In our experience. A ring with more of 4 servers is bad, we have sync problems everyone. Using 4 or less works perfect.
Em 24 de fev de 2017 4:30 PM, "Mark Moseley" moseleymark@gmail.com escreveu:
On Thu, Feb 23, 2017 at 3:15 PM, Timo Sirainen tss@iki.fi wrote:
On 24 Feb 2017, at 0.08, Mark Moseley moseleymark@gmail.com wrote:
As someone who is about to begin the process of moving from maildir to mdbox on NFS (and therefore just about to start the 'director-ization'
of
everything) for ~6.5m mailboxes, I'm curious if anyone can share any experiences with it. The list is surprisingly quiet about this
subject,
and
articles on google are mainly just about setting director up. I've yet to stumble across an article about someone's experiences with it.
- How big of a director cluster do you use? I'm going to have millions of mailboxes behind 10 directors.
I wouldn't use more than 10.
Cool
I'm guessing that's plenty. It's actually split over two datacenters.
Two datacenters in the same director ring? This is dangerous. if there's a network connectivity problem between them, they split into two separate rings and start redirecting users to different backends.
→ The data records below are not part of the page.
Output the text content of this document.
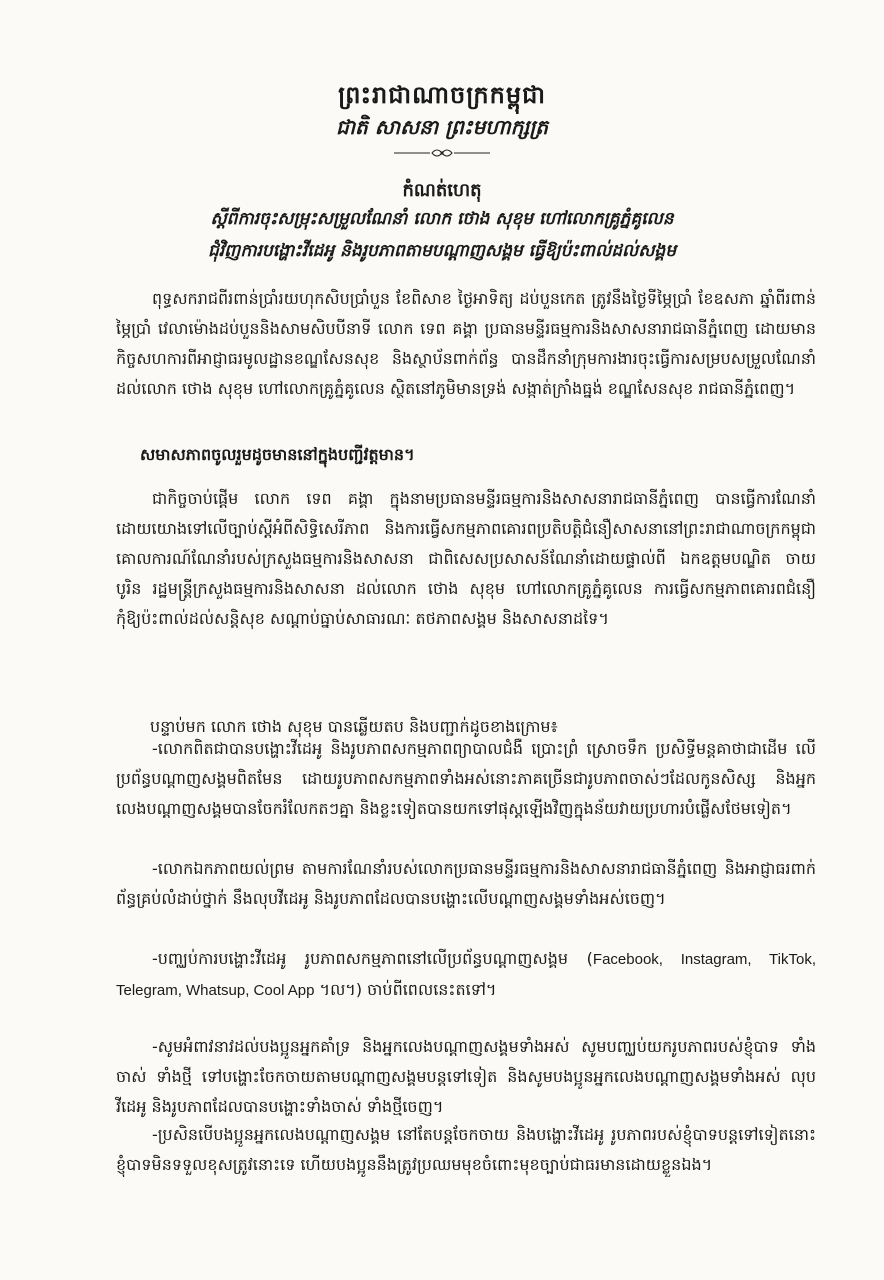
ព្រះរាជាណាចក្រកម្ពុជា
ជាតិ សាសនា ព្រះមហាក្សត្រ
កំណត់ហេតុ
ស្តីពីការចុះសម្រុះសម្រួលណែនាំ លោក ថោង សុខុម ហៅលោកគ្រូភ្នំគូលេន
ជុំវិញការបង្ហោះវីដេអូ និងរូបភាពតាមបណ្តាញសង្គម ធ្វើឱ្យប៉ះពាល់ដល់សង្គម
ពុទ្ធសករាជពីរពាន់ប្រាំរយហុកសិបប្រាំបួន ខែពិសាខ ថ្ងៃអាទិត្យ ដប់បួនកេត ត្រូវនឹងថ្ងៃទីម្ភៃប្រាំ ខែឧសភា ឆ្នាំពីរពាន់ម្ភៃប្រាំ វេលាម៉ោងដប់បួននិងសាមសិបបីនាទី លោក ទេព គង្គា ប្រធានមន្ទីរធម្មការនិងសាសនារាជធានីភ្នំពេញ ដោយមានកិច្ចសហការពីអាជ្ញាធរមូលដ្ឋានខណ្ឌសែនសុខ និងស្ថាប័នពាក់ព័ន្ធ បានដឹកនាំក្រុមការងារចុះធ្វើការសម្របសម្រួលណែនាំ ដល់លោក ថោង សុខុម ហៅលោកគ្រូភ្នំគូលេន ស្ថិតនៅភូមិមានទ្រង់ សង្កាត់ក្រាំងធ្នង់ ខណ្ឌសែនសុខ រាជធានីភ្នំពេញ។
សមាសភាពចូលរួមដូចមាននៅក្នុងបញ្ជីវត្តមាន។
ជាកិច្ចចាប់ផ្តើម លោក ទេព គង្គា ក្នុងនាមប្រធានមន្ទីរធម្មការនិងសាសនារាជធានីភ្នំពេញ បានធ្វើការណែនាំ ដោយយោងទៅលើច្បាប់ស្តីអំពីសិទ្ធិសេរីភាព និងការធ្វើសកម្មភាពគោរពប្រតិបត្តិជំនឿសាសនានៅព្រះរាជាណាចក្រកម្ពុជា គោលការណ៍ណែនាំរបស់ក្រសួងធម្មការនិងសាសនា ជាពិសេសប្រសាសន៍ណែនាំដោយផ្ទាល់ពី ឯកឧត្តមបណ្ឌិត ចាយ បូរិន រដ្ឋមន្ត្រីក្រសួងធម្មការនិងសាសនា ដល់លោក ថោង សុខុម ហៅលោកគ្រូភ្នំគូលេន ការធ្វើសកម្មភាពគោរពជំនឿកុំឱ្យប៉ះពាល់ដល់សន្តិសុខ សណ្តាប់ធ្នាប់សាធារណៈ តថភាពសង្គម និងសាសនាដទៃ។
បន្ទាប់មក លោក ថោង សុខុម បានឆ្លើយតប និងបញ្ជាក់ដូចខាងក្រោម៖
-លោកពិតជាបានបង្ហោះវីដេអូ និងរូបភាពសកម្មភាពព្យាបាលជំងឺ ប្រោះព្រំ ស្រោចទឹក ប្រសិទ្ធីមន្តគាថាជាដើម លើប្រព័ន្ធបណ្តាញសង្គមពិតមែន ដោយរូបភាពសកម្មភាពទាំងអស់នោះភាគច្រើនជារូបភាពចាស់ៗដែលកូនសិស្ស និងអ្នកលេងបណ្តាញសង្គមបានចែករំលែកតៗគ្នា និងខ្លះទៀតបានយកទៅផុស្តឡើងវិញក្នុងន័យវាយប្រហារបំផ្លើសថែមទៀត។
-លោកឯកភាពយល់ព្រម តាមការណែនាំរបស់លោកប្រធានមន្ទីរធម្មការនិងសាសនារាជធានីភ្នំពេញ និងអាជ្ញាធរពាក់ព័ន្ធគ្រប់លំដាប់ថ្នាក់ នឹងលុបវីដេអូ និងរូបភាពដែលបានបង្ហោះលើបណ្តាញសង្គមទាំងអស់ចេញ។
-បញ្ឈប់ការបង្ហោះវីដេអូ រូបភាពសកម្មភាពនៅលើប្រព័ន្ធបណ្តាញសង្គម (Facebook, Instagram, TikTok, Telegram, Whatsup, Cool App ។ល។) ចាប់ពីពេលនេះតទៅ។
-សូមអំពាវនាវដល់បងប្អូនអ្នកគាំទ្រ និងអ្នកលេងបណ្តាញសង្គមទាំងអស់ សូមបញ្ឈប់យករូបភាពរបស់ខ្ញុំបាទ ទាំងចាស់ ទាំងថ្មី ទៅបង្ហោះចែកចាយតាមបណ្តាញសង្គមបន្តទៅទៀត និងសូមបងប្អូនអ្នកលេងបណ្តាញសង្គមទាំងអស់ លុបវីដេអូ និងរូបភាពដែលបានបង្ហោះទាំងចាស់ ទាំងថ្មីចេញ។
-ប្រសិនបើបងប្អូនអ្នកលេងបណ្តាញសង្គម នៅតែបន្តចែកចាយ និងបង្ហោះវីដេអូ រូបភាពរបស់ខ្ញុំបាទបន្តទៅទៀតនោះ ខ្ញុំបាទមិនទទួលខុសត្រូវនោះទេ ហើយបងប្អូននឹងត្រូវប្រឈមមុខចំពោះមុខច្បាប់ជាធរមានដោយខ្លួនឯង។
I was unclear. The two director rings are unrelated and won't ever need to talk to each other. I only mentioned the two rings to point out that all 6.5m mailboxes weren't behind one ring, but rather split between two
- Do you have consistent hashing turned on? I can't think of any
reason
not
to have it turned on, but who knows
Definitely turn it on. The setting only exists because of backwards compatibility and will be removed at some point.
Out of curiosity (and possibly extremely naive), unless you've moved a mailbox via 'doveadm director', if someone is pointed to a box via consistent hashing, why would the directors need to share that mailbox mapping? Again, assuming they're not moved (I'm also assuming that the mailbox would always, by default, hash to the same value in the consistent hash), isn't their hashing all that's needed to get to the right backend? I.e. "I know what the mailbox hashes to, and I know what backend that hash points at, so I'm done", in which case, no need to communicate to the other directors. I could see that if you moved someone, it *would* need to communicate that mapping. Then the only maps traded by directors would be the consistent hash boundaries *plus* any "moved" mailboxes. Again, just curious.
Timo, Incidentally, on that error I posted:
Feb 12 06:25:03 director: Warning: director(10.1.20.3:9090/left): Host 10.1.17.3 is being updated before previous update had finished (up -> down)
- setting to state=down vhosts=0 Feb 12 06:25:03 director: Warning: director(10.1.20.3:9090/left): Host 10.1.17.3 is being updated before previous update had finished (down -> up)
- setting to state=up vhosts=0
any idea what would cause that? Is my guess that multiple directors tried to update the status simultaneously correct?